About Me

 

I am a writer, teacher. I am a person fascinated with our minds and bodies — the work of living with sensitivity and care in our (amazing/painful/fragile/resilient/tender) bodies, and the task of making meaning of our complicated lives.

I am a lover of bodies in all our myriad shapes and abilities and limitations. I taught yoga and mindfulness for over a decade, but my health and care needs have taken me away from teaching for a while.

I am so grateful to be part of social justice and radical imagination work. I hope my art and teaching are pieces in the puzzle of our collective work of building a world we all deserve.

Krista with short blonde hair, face half lit by setting sun, in front of water. 

My short bio (in third person)

Krista Lee Hanson lives in Seattle, home of the Coast Salish people, with her partner and two children. Krista’s writing about care, parenting and disability has appeared in The Rumpus, The Normal School, “Rad Families, A Celebration” and other publications. Krista loves helping things grow: wild yeast into bread, seeds into an accessible garden, audacious ideas into organizing strategy and piles of paper into stories to be shared.

 

More of my writer story

My life as a writer began when I got a Cabbage Patch Doll pink square journal in the first grade. I immediately wrote in crayon “MY MOM IS ANNOYING ME” followed by a list for Santa. I have been writing into paradox ever since.

I’ve been filling journals for forty years now! When I was young, I wondered what my biographers would think when I died and they went through these notebooks and found out about… my junior high crushes! My drinking beer at a party! The scandal! Now that I’ve filled so many boxes with journals, I mostly wonder what my kids will do one day with all this scrawling that led to some meaning making. Which led to some essays that I could publish and share.

I am incredibly lucky to live in Seattle and have access to inspiring writers including my first mentor in creative nonfiction writing, Anne Liu Kellor. I am grateful for the Hugo House, for my writing group (Amabel, Amelia, Kristin, Julene, Lenna, and Leticia), and for other inspiring Seattle writers including Reagan Jackson, Marcus Green, Jen Soriano, and Corrine Manning. I am currently studying at the Rainier Writer’s Workshop at Pacific Lutheran University, where I am working on writing a book about care, interdependence, disability, parenting, acceptance and advocacy.

 

Krista Lee Hanson, a yoga story

I started practicing yoga in college eons ago, but it was the birth of my son fifteen years ago that led me to my deep dive into yoga study.  Yoga and mindfulness meditation have helped me ground, grow, heal and become more flexible mentally and physically, and I have felt so fortunate to be able to share these practices with my students and community.

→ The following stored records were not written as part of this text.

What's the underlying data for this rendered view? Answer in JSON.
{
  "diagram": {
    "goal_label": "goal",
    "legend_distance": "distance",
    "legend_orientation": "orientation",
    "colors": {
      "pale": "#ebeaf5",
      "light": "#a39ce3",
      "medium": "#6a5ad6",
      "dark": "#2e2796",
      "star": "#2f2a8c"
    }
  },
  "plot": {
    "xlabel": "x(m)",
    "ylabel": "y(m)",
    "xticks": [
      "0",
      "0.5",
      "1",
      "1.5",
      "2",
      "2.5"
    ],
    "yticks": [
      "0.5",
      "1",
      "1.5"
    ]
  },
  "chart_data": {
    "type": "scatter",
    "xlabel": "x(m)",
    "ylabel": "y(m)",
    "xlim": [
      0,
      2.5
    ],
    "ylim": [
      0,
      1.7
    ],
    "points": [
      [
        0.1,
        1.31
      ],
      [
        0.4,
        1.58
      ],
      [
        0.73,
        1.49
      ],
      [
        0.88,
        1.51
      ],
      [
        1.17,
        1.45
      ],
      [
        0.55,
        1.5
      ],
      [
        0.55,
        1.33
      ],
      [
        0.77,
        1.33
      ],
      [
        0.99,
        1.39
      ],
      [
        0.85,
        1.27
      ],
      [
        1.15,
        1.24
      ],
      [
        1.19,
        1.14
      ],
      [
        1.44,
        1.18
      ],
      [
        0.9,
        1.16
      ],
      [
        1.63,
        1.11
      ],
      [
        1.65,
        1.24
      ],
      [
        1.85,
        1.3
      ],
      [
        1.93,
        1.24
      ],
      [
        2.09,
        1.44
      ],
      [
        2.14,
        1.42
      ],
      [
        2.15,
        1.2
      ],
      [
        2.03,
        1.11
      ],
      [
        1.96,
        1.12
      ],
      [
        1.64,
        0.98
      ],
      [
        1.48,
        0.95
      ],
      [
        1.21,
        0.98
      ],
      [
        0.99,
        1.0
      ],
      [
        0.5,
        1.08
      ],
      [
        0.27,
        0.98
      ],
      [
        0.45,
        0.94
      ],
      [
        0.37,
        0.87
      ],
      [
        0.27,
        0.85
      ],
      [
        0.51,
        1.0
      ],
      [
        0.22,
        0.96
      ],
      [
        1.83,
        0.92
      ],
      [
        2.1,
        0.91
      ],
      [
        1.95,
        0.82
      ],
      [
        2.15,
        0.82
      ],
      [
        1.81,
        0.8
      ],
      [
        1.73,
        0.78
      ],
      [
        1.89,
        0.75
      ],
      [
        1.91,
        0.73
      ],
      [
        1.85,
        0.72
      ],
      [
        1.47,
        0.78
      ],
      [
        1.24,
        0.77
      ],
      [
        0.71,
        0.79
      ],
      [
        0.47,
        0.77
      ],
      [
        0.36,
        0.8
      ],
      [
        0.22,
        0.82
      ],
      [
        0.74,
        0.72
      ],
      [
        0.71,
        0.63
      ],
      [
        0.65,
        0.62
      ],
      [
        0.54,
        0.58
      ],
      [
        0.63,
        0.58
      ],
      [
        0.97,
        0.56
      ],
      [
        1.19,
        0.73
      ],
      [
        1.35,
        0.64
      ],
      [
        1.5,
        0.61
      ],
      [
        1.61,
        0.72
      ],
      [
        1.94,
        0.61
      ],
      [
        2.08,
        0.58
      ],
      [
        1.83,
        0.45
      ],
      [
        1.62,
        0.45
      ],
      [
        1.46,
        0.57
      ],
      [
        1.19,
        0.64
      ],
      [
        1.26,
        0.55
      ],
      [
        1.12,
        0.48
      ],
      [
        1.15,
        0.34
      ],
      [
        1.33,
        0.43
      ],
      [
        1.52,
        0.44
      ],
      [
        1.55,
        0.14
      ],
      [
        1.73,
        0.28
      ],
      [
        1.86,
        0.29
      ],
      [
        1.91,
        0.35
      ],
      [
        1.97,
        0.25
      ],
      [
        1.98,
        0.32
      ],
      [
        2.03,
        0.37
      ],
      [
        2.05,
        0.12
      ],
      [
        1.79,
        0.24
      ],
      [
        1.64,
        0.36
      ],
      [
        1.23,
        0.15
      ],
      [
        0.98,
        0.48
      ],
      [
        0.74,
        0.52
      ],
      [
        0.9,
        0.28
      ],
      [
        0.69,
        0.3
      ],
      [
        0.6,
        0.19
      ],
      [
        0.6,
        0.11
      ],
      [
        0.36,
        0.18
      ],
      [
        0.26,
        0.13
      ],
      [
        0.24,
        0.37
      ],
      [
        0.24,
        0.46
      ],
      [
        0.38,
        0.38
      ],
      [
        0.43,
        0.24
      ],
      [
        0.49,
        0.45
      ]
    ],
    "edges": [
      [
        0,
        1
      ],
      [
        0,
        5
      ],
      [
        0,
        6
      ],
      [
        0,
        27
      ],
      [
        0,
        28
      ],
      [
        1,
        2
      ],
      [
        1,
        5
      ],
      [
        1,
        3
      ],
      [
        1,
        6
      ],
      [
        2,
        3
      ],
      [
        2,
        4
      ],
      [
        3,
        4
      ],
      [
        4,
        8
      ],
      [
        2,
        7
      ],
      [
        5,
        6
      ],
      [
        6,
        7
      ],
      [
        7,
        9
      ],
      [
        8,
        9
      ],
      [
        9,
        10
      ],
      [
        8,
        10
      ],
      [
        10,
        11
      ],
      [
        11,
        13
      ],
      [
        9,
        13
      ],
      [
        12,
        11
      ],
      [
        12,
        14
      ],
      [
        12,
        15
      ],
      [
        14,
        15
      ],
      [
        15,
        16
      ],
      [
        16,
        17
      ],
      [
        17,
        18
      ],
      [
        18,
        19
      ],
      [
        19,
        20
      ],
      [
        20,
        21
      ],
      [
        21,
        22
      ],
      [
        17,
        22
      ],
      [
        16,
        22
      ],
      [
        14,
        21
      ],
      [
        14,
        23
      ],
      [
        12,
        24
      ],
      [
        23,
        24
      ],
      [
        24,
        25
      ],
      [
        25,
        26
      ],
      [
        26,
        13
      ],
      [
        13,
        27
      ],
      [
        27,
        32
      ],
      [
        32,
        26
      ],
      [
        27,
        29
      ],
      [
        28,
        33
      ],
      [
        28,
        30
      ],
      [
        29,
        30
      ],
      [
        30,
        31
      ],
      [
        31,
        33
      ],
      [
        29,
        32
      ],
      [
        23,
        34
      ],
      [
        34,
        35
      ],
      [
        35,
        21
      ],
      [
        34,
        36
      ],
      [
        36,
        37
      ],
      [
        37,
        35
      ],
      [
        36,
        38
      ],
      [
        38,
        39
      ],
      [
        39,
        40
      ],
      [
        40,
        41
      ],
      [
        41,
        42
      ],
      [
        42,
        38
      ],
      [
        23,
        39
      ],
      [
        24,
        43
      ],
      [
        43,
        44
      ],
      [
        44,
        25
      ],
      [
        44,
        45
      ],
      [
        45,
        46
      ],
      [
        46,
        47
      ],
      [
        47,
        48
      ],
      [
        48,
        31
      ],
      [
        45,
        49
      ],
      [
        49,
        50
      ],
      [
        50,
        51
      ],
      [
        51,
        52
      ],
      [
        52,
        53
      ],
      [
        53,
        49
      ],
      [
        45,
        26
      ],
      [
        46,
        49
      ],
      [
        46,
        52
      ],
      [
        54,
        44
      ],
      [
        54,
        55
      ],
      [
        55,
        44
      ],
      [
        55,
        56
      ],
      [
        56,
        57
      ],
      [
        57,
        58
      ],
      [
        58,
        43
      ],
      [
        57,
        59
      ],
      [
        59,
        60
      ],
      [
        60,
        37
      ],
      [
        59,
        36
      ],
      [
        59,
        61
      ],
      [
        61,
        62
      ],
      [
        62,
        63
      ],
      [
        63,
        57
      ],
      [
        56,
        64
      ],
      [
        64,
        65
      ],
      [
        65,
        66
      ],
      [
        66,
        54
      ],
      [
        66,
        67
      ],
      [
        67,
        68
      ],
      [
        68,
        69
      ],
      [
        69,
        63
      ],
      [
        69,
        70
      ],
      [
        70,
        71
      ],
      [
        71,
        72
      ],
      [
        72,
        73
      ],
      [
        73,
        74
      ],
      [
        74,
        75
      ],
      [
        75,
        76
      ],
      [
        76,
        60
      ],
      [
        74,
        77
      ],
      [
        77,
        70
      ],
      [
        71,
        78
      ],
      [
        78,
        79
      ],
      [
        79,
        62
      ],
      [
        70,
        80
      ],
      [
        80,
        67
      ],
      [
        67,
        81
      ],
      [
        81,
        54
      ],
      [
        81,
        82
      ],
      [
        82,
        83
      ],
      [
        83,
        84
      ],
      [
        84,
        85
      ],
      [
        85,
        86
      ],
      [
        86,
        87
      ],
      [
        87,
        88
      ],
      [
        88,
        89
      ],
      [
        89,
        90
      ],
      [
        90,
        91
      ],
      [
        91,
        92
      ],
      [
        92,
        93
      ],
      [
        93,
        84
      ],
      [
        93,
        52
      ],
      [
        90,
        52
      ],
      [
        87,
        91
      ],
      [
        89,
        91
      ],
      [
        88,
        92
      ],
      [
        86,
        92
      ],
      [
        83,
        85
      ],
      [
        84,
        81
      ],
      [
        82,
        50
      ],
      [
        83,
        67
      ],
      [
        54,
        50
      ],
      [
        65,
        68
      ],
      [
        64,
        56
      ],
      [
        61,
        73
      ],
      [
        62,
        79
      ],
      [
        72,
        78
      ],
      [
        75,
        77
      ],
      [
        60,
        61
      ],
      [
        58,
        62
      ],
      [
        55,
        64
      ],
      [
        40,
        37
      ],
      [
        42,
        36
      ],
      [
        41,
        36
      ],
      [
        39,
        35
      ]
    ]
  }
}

I have taught yoga and meditation to all ages and abilities, including open level yoga classes, prenatal yoga, private yoga therapy, yoga for children with disabilities, yoga for activists, yoga for beginners, and yoga for athletes.  I know that all people can find joy and peace in our bodies, even if it’s just a tiny bit at a time.  My family is affected by multiple disabilities, so I am especially committed and interested in making my classes accessible to everyone.

My training as a teacher and yoga therapist began in Washington DC with teachers in the Iyengar yoga and the Scaravelli yoga traditions. In Seattle I studied with Jenny Hayo, AnnePhyfe Palmer and Melina Meza through the 8 Limbs Yoga. In 2018 I completed the Mindful Self-Compassion teacher training. My best teachers are the people I spend the most time with – my students, my colleagues, my friends and especially my family.  I have had no better mindfulness teacher than my children, who constantly ask me to bring my attention back to the present moment.

From 2016-2022 I was part of a team of parents who offered mindfulness meditation classes to parents of children with disabilities and other health challenges through Seattle Children’s Hospital. We now meet informally, and we hope to continue to build this community.

Despite what our culture teaches us, we all have the right to live fully and comfortably in our bodies, and I hope my classes create space for participants to practice living a fully embodied life.

 

And a picture of non-perfection…

And finally, about the pictures on the blog.  I went back and forth about whether or not to include pictures of me “doing yoga,” since I feel so strongly that there is no perfect pose, and that anyone with any kind of body can do yoga.  And yet… in my body I love playing with balance.  I especially used to love doing headstands. (I also love taking care of my neck, which is no longer as young as it was a decade ago when I took these pictures, so I’ve stopped doing unsupported handstands.) But still. I come back to my yoga practice to keep finding wisdom and joy in my body. And these pictures are from one moment of joy.